Figure I-6 : Organisation des domaines structuraux des isoformes de NOS humaines26. La position

des différents domaines de liaison au substrat et aux cofacteurs est indiquée, tout comme la localisation de l’atome de zinc, du résidu cystéine qui est coordonné à l’hème, du site de fixation de la CaM, de la boucle d’autoinhibition (eNOS et nNOS), des sites de myristoylation (Myr) et palmitoylation (Palm) (eNOS) et de l’interface du dimère.

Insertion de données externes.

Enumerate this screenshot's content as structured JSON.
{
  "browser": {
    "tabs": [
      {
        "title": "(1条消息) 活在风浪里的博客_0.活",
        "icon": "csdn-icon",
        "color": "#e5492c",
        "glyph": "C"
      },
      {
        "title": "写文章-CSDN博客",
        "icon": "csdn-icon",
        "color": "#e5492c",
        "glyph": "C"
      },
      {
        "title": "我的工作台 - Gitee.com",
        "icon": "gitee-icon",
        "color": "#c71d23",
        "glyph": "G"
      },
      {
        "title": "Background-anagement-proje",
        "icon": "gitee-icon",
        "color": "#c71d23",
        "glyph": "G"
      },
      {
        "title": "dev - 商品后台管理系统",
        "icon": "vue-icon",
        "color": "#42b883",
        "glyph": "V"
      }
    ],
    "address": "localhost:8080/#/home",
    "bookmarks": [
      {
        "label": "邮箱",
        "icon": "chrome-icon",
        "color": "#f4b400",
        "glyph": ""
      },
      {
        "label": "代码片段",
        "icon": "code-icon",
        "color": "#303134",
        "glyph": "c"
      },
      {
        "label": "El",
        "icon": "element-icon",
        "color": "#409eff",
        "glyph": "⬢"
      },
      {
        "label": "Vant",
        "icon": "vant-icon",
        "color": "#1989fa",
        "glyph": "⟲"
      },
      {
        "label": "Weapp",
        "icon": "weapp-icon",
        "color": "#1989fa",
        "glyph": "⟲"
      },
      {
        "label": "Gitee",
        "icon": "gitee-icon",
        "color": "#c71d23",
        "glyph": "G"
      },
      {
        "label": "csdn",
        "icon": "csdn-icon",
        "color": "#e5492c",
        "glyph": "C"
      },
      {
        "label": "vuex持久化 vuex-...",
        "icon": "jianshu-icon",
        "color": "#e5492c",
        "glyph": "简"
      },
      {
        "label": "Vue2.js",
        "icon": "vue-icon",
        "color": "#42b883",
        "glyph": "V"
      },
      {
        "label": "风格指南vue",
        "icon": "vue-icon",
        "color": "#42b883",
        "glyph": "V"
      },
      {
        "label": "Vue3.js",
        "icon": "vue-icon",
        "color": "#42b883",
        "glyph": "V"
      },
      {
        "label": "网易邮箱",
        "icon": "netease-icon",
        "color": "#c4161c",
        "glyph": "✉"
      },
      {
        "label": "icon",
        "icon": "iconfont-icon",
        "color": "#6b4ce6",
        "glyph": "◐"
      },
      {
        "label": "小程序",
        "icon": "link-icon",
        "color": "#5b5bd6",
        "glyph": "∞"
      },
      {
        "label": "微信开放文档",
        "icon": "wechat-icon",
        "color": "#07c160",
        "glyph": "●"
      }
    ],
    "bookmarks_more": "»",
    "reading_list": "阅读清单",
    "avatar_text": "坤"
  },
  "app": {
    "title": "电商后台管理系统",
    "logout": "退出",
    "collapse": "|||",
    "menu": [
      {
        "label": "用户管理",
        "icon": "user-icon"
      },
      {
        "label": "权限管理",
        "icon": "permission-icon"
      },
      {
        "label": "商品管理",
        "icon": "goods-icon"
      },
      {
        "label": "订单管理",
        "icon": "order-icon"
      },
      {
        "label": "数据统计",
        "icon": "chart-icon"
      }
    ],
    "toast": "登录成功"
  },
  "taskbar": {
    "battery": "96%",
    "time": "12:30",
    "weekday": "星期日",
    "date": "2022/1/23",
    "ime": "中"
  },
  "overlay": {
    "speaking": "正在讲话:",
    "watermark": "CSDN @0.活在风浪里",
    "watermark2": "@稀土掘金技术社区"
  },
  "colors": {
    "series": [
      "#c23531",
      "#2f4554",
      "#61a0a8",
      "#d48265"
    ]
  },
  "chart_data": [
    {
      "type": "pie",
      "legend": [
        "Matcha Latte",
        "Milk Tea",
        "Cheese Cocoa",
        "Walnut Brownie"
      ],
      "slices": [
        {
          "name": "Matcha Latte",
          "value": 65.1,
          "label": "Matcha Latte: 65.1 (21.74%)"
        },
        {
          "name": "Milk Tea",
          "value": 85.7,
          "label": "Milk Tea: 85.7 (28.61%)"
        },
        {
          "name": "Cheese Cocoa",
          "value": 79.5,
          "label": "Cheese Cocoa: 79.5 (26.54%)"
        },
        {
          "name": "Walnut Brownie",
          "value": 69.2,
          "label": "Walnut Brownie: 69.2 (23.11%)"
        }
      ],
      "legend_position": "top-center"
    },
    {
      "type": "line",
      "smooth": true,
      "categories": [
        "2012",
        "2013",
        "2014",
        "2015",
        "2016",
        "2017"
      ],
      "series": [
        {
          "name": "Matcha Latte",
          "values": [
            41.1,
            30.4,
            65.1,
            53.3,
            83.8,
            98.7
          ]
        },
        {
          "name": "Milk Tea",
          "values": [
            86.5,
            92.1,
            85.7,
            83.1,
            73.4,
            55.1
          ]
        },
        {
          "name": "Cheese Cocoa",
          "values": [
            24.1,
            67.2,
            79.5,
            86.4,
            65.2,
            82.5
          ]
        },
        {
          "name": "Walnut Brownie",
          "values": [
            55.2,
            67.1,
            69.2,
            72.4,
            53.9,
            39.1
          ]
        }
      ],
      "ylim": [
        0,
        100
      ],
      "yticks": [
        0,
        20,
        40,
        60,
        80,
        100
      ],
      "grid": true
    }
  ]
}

La technique de cristallisation aux rayons X a permis la détermination de structures à haute résolution des NO synthases, souvent par fragments et avec différents ligands (cf. Figure I-7)44. Les polypeptides AI et CT insérés augmentent la zone de contact entre les domaines FAD et FMN, et influencent la dépendance à la CaM de l’enzyme. La comparaison des structures des différentes isoformes de NOS révèle une organisation générale et une forme moléculaire très proches, avec une orientation relative des cofacteurs et une stéréochimie au sein du centre catalytique similaires45. L’association des NOS en dimères actifs fait intervenir une large interface dans le domaine oxygénase. La BH4 se lie au niveau de cette interface et aide à stabiliser la structure quaternaire de l’enzyme. En plus de la BH4, l’hème et la L-Arginine favorisent la dimérisation et/ou stabilisent les trois isoformes de NOS à l’état de dimère actif46. Les NOS humaines contiennent aussi un cluster zinc-tétrathiolate formé par un cation Zn2+ qui établit une liaison de coordination avec deux motifs CysXXXXCys (un sur chaque monomère). Le zinc se situe à l’interface du dimère de NOS où il joue un rôle majeur dans sa stabilisation47,48.

Figure I-7 : Visualisation 3D d’un dimère de domaines oxygénase de iNOS murine à l’aide de l’application web NGL Viewer. La structure a été résolue par cristallographie aux rayons X avec une résolution de 2,6 Å (Identifiant Protein Data Bank = 1NOD)44. Représentation en rubans des structures secondaires (en rose les hélices α, en jaune les feuillets β) du dimère avec une vue de face (A) et du dessus (B). En (C) et (D) les mêmes représentations avec une couleur différente (rouge ou bleue) pour chaque monomère, et avec les différents ligands du site actif (L-arginine, BH4, hème). La représentation de la surface occupée par les atomes révèle seulement deux poches exposées au solvant (pour chaque monomère), qui permettent d’apercevoir la BH4 (E) et l’hème (F). L’axe de symétrie C2 est représenté en vert. Les acides aminés du domaine oxygénase qui entrent en interaction avec l’arginine (G) et l’hème (H) au niveau du site actif sont également visualisables.